Describe the scene at 10 minutes into the video. At 10 minutes in, the presenter is discussing a graph on the screen and pointing to different sections. The audience is engaged and asking questions.

What is the main topic of discussion in this video? The main topic of discussion is the quarterly sales report and the strategies for improvement.

Getting Started

Want to try Apollo out for yourself? Here’s how to get started:

1. Install the model using pip: pip install -e.
2. Install the flash-attn library: pip install flash-attn --no-build-isolation
3. Load the model using the AutoModelForCausalLM class.
4. Start exploring the model’s capabilities using the example code provided.

Performance

Apollo is a powerhouse when it comes to video understanding tasks. But how does it really perform? Let’s dive into its speed, accuracy, and efficiency.

Speed

Apollo is surprisingly fast, considering its capabilities. It can handle hour-long videos with ease, thanks to its strategic design decisions. But what does this mean in practice? Imagine being able to analyze a full-length movie in a fraction of the time it would take other models. This is a game-changer for applications where time is of the essence.

Accuracy

Apollo boasts impressive accuracy, outperforming most 7B competitors with just 3B parameters. But what about the big players? Apollo even rivals 30B-scale models, which is a remarkable achievement. This means that Apollo can deliver accurate results without requiring an enormous amount of computational power.

Efficiency

Apollo is designed to be efficient, with features like:

• Scaling Consistency: Design decisions that work on smaller models and datasets also work on larger scales, reducing computation and experimentation costs.
• Efficient Video Sampling: Advanced token resampling strategies, like Perceiver, yield stronger temporal perception.
• Encoder Synergies: Combining SigLIP-SO400M (image) with InternVideo2 (video) delivers a robust representation, outperforming single encoders on temporal tasks.

Alternatives

MediaPipe Holistic 26000 Full-body landmark detection

MMSegmentation 7600 Semantic segmentation

Qwen2 VL 7B Instruct 712 Multimodal AI model

Clip Vit Base Patch32 505 Vision-Language Model

Vit Base Patch16 224 In21k 220 Image classification

Limitations

Apollo is a powerful model, but it’s not perfect. Let’s explore some of its limitations.

Limited Domain Knowledge

While Apollo excels in video understanding, its knowledge is limited to the data it was trained on. If you ask it a question that’s outside its domain, it might struggle to provide a accurate answer.

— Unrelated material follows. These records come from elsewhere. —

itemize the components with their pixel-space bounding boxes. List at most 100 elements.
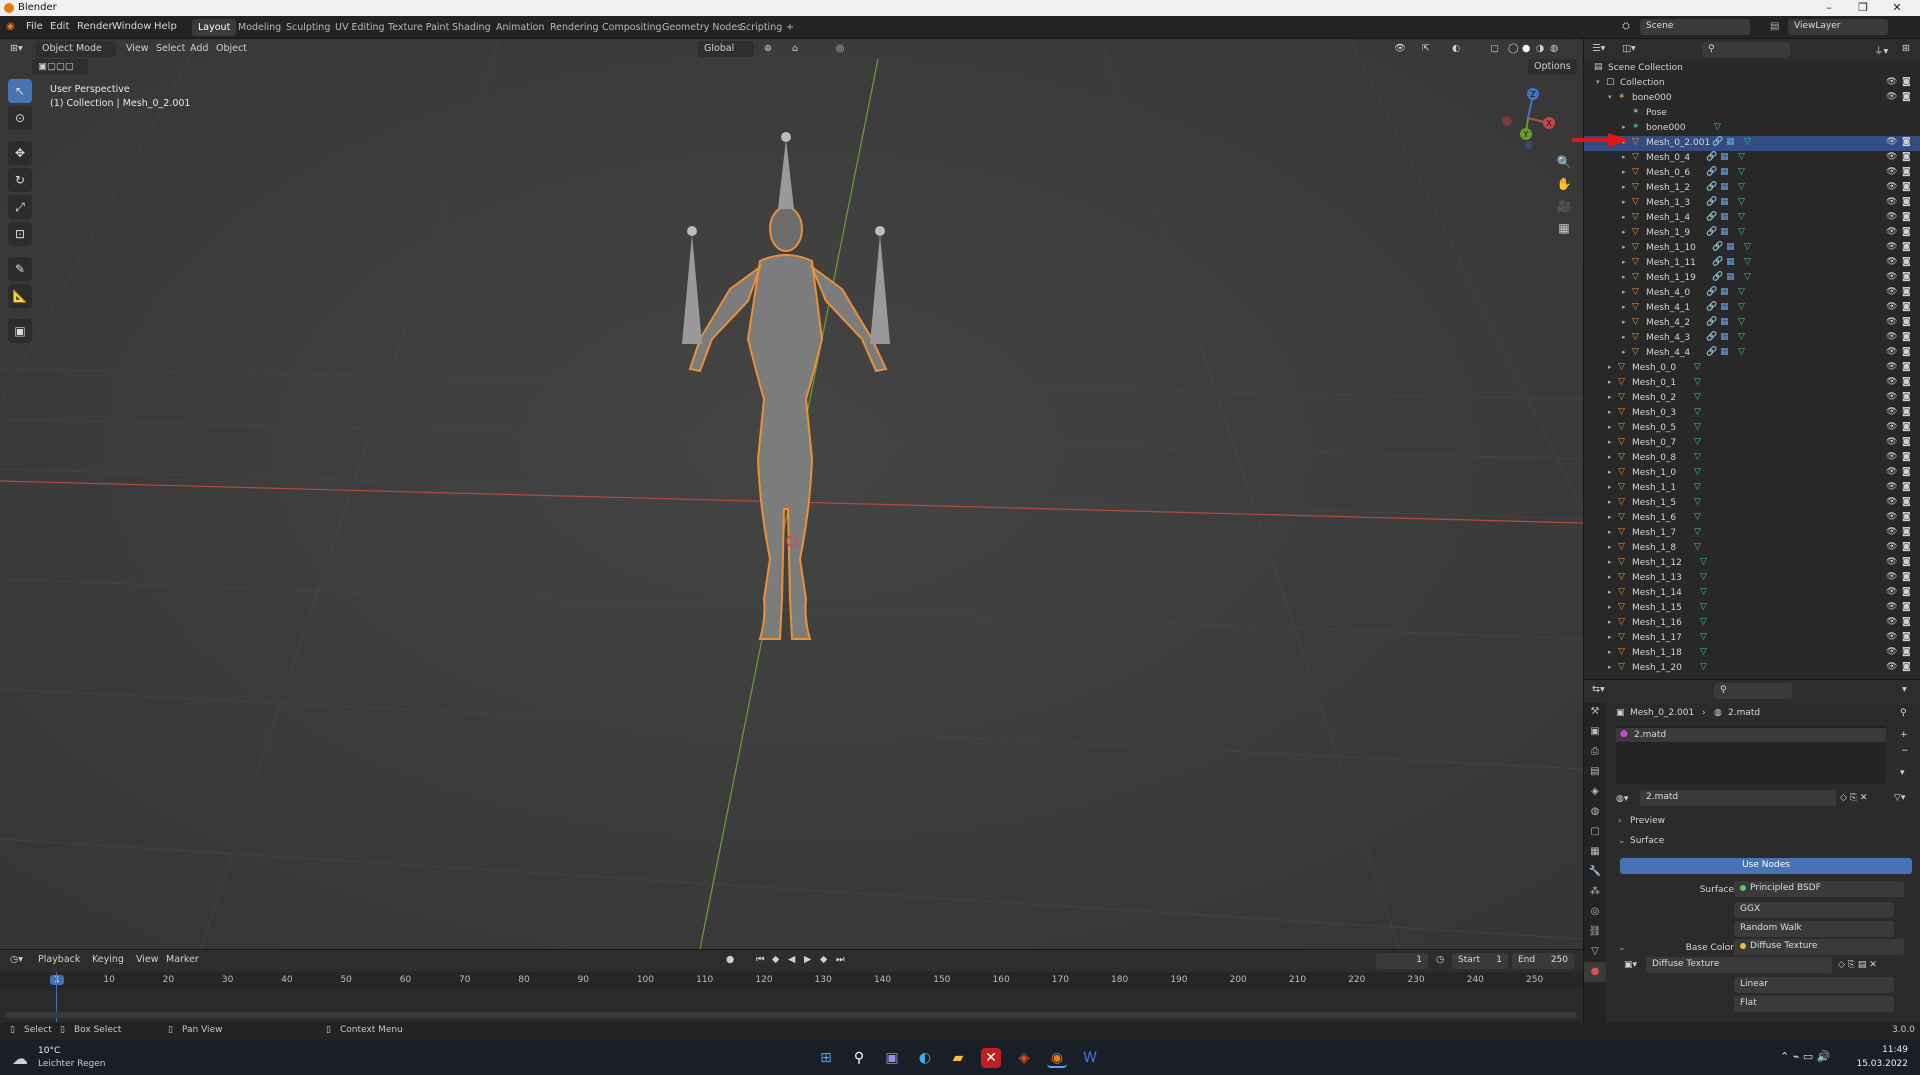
texture-name-field[interactable]: Diffuse Texture (1646, 957, 1832, 973)
mesh-data-icon[interactable]: ▽ (1694, 497, 1701, 507)
menu-add[interactable]: Add (190, 43, 208, 54)
mesh-data-icon[interactable]: ▽ (1694, 422, 1701, 432)
modifier-icon[interactable]: 🔗 ▦ (1706, 167, 1729, 177)
expand-right-icon[interactable]: ▸ (1608, 483, 1612, 491)
expand-right-icon[interactable]: ▸ (1608, 423, 1612, 431)
display-mode-icon[interactable]: ◫▾ (1622, 43, 1636, 54)
visibility-eye-icon[interactable]: 👁 (1886, 557, 1897, 567)
render-camera-icon[interactable]: ◙ (1902, 287, 1911, 297)
jump-start-icon[interactable]: ⏮ (756, 954, 765, 965)
next-keyframe-icon[interactable]: ◆ (820, 954, 827, 965)
end-frame-field[interactable]: End 250 (1512, 953, 1574, 969)
move-tool-icon[interactable]: ✥ (8, 141, 32, 165)
visibility-eye-icon[interactable]: 👁 (1886, 587, 1897, 597)
tab-animation[interactable]: Animation (490, 19, 550, 36)
render-camera-icon[interactable]: ◙ (1902, 302, 1911, 312)
ortho-toggle-icon[interactable]: ▦ (1553, 221, 1575, 241)
expand-right-icon[interactable]: ▸ (1622, 213, 1626, 221)
expand-right-icon[interactable]: ▸ (1622, 288, 1626, 296)
visibility-eye-icon[interactable]: 👁 (1886, 377, 1897, 387)
material-name-field[interactable]: 2.matd (1640, 790, 1836, 806)
visibility-eye-icon[interactable]: 👁 (1886, 212, 1897, 222)
proportional-edit-icon[interactable]: ◎ (836, 43, 844, 54)
outliner-mesh[interactable]: ▸ ▽ Mesh_1_8 ▽ 👁 ◙ (1584, 541, 1920, 556)
mesh-data-icon[interactable]: ▽ (1694, 467, 1701, 477)
visibility-eye-icon[interactable]: 👁 (1886, 422, 1897, 432)
expand-right-icon[interactable]: ▸ (1608, 498, 1612, 506)
expand-right-icon[interactable]: ▸ (1622, 168, 1626, 176)
new-collection-icon[interactable]: ⊞ (1902, 43, 1910, 54)
visibility-eye-icon[interactable]: 👁 (1886, 152, 1897, 162)
outliner-mesh[interactable]: ▸ ▽ Mesh_1_13 ▽ 👁 ◙ (1584, 571, 1920, 586)
expand-right-icon[interactable]: ▸ (1608, 438, 1612, 446)
render-camera-icon[interactable]: ◙ (1902, 602, 1911, 612)
outliner-scene-collection[interactable]: ▤ Scene Collection (1584, 61, 1920, 76)
edge-icon[interactable]: ◐ (915, 1048, 935, 1068)
close-window-button[interactable]: ✕ (1880, 0, 1914, 16)
menu-view[interactable]: View (126, 43, 149, 54)
mesh-data-icon[interactable]: ▽ (1694, 452, 1701, 462)
render-camera-icon[interactable]: ◙ (1902, 632, 1911, 642)
expand-right-icon[interactable]: ▸ (1622, 243, 1626, 251)
render-camera-icon[interactable]: ◙ (1902, 167, 1911, 177)
start-frame-field[interactable]: Start 1 (1452, 953, 1508, 969)
outliner-child-mesh[interactable]: ▸ ▽ Mesh_4_2 🔗 ▦ ▽ 👁 ◙ (1584, 316, 1920, 331)
overlay-toggle-icon[interactable]: ◐ (1452, 43, 1460, 54)
mesh-data-icon[interactable]: ▽ (1738, 197, 1745, 207)
mesh-data-icon[interactable]: ▽ (1714, 122, 1721, 132)
mesh-data-icon[interactable]: ▽ (1738, 302, 1745, 312)
system-tray-icons[interactable]: ⌃ ⌁ ▭ 🔊 (1780, 1050, 1830, 1063)
remove-slot-button[interactable]: − (1901, 746, 1909, 756)
surface-panel-header[interactable]: Surface (1630, 836, 1664, 846)
render-camera-icon[interactable]: ◙ (1902, 407, 1911, 417)
tab-modeling[interactable]: Modeling (232, 19, 287, 36)
collection-tab-icon[interactable]: ▢ (1584, 822, 1606, 842)
expand-right-icon[interactable]: ▸ (1608, 663, 1612, 671)
visibility-eye-icon[interactable]: 👁 (1886, 512, 1897, 522)
add-slot-button[interactable]: + (1900, 730, 1908, 740)
mesh-data-icon[interactable]: ▽ (1694, 392, 1701, 402)
zoom-icon[interactable]: 🔍 (1553, 155, 1575, 175)
render-camera-icon[interactable]: ◙ (1902, 242, 1911, 252)
base-color-chevron-icon[interactable]: ⌄ (1618, 943, 1626, 953)
mesh-data-icon[interactable]: ▽ (1738, 332, 1745, 342)
blender-taskbar-icon[interactable]: ◉ (1047, 1048, 1067, 1068)
mesh-data-icon[interactable]: ▽ (1738, 287, 1745, 297)
visibility-eye-icon[interactable]: 👁 (1886, 257, 1897, 267)
object-mode-dropdown[interactable]: Object Mode (36, 41, 116, 57)
outliner-child-mesh[interactable]: ▸ ▽ Mesh_0_6 🔗 ▦ ▽ 👁 ◙ (1584, 166, 1920, 181)
transform-tool-icon[interactable]: ⊡ (8, 222, 32, 246)
tab-layout[interactable]: Layout (192, 19, 237, 36)
play-reverse-icon[interactable]: ◀ (788, 954, 795, 965)
menu-marker[interactable]: Marker (166, 954, 199, 965)
material-slot-row[interactable]: ● 2.matd (1616, 728, 1886, 742)
modifier-icon[interactable]: 🔗 ▦ (1706, 182, 1729, 192)
render-camera-icon[interactable]: ◙ (1902, 392, 1911, 402)
outliner-pose[interactable]: ✶ Pose (1584, 106, 1920, 121)
measure-tool-icon[interactable]: 📐 (8, 284, 32, 308)
visibility-eye-icon[interactable]: 👁 (1886, 242, 1897, 252)
expand-right-icon[interactable]: ▸ (1622, 318, 1626, 326)
mesh-data-icon[interactable]: ▽ (1694, 377, 1701, 387)
camera-view-icon[interactable]: 🎥 (1553, 199, 1575, 219)
outliner-mesh[interactable]: ▸ ▽ Mesh_1_15 ▽ 👁 ◙ (1584, 601, 1920, 616)
pin-icon[interactable]: ⚲ (1900, 708, 1907, 718)
menu-timeline-view[interactable]: View (136, 954, 159, 965)
visibility-eye-icon[interactable]: 👁 (1886, 347, 1897, 357)
expand-right-icon[interactable]: ▸ (1608, 573, 1612, 581)
distribution-dropdown[interactable]: GGX (1734, 902, 1894, 918)
render-camera-icon[interactable]: ◙ (1902, 77, 1911, 87)
image-actions-icon[interactable]: ◇ ⎘ ▤ ✕ (1838, 960, 1877, 970)
mesh-data-icon[interactable]: ▽ (1694, 407, 1701, 417)
paint-app-icon[interactable]: ◈ (1014, 1048, 1034, 1068)
rotate-tool-icon[interactable]: ↻ (8, 168, 32, 192)
outliner-child-mesh[interactable]: ▸ ▽ Mesh_1_9 🔗 ▦ ▽ 👁 ◙ (1584, 226, 1920, 241)
maximize-button[interactable]: ❐ (1846, 0, 1880, 16)
modifier-icon[interactable]: 🔗 ▦ (1706, 347, 1729, 357)
render-camera-icon[interactable]: ◙ (1902, 317, 1911, 327)
teams-icon[interactable]: ▣ (882, 1048, 902, 1068)
outliner-mesh[interactable]: ▸ ▽ Mesh_1_14 ▽ 👁 ◙ (1584, 586, 1920, 601)
outliner-mesh[interactable]: ▸ ▽ Mesh_1_20 ▽ 👁 ◙ (1584, 661, 1920, 676)
visibility-eye-icon[interactable]: 👁 (1886, 632, 1897, 642)
mesh-data-icon[interactable]: ▽ (1744, 272, 1751, 282)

• Can Apollo answer questions about historical events or scientific concepts that aren’t related to video content?
• How would you handle a situation where Apollo is unsure or doesn’t know the answer to a question?

Temporal Reasoning Challenges

Apollo is designed to handle long-form videos, but it’s not immune to temporal reasoning challenges. It might struggle with complex scenarios or questions that require a deep understanding of time and causality.

• How would Apollo handle a question that requires it to understand the consequences of a specific action in a video?
• Can Apollo accurately predict the outcome of a sequence of events in a video?

Dependence on Video Quality

Apollo relies on high-quality video inputs to provide accurate answers. If the video is low-quality, blurry, or has poor audio, Apollo’s performance might suffer.

• How would Apollo handle a video with poor lighting or low resolution?
• Can Apollo still provide accurate answers if the video is corrupted or has missing frames?

Limited Contextual Understanding

While Apollo can understand video content, its contextual understanding is limited to the specific task it’s trained for. It might not fully understand the nuances of human language or the context in which a question is asked.

• Can Apollo understand sarcasm, idioms, or figurative language in video content?
• How would Apollo handle a question that requires it to understand the tone or emotions expressed in a video?

Evaluation Benchmark Limitations

ApolloBench, the evaluation benchmark for Apollo, is designed to focus on true video understanding capabilities. However, it might not cover all possible scenarios or edge cases.

• Are there any potential biases or limitations in the ApolloBench evaluation benchmark?
• How would you ensure that Apollo is evaluated fairly and comprehensively?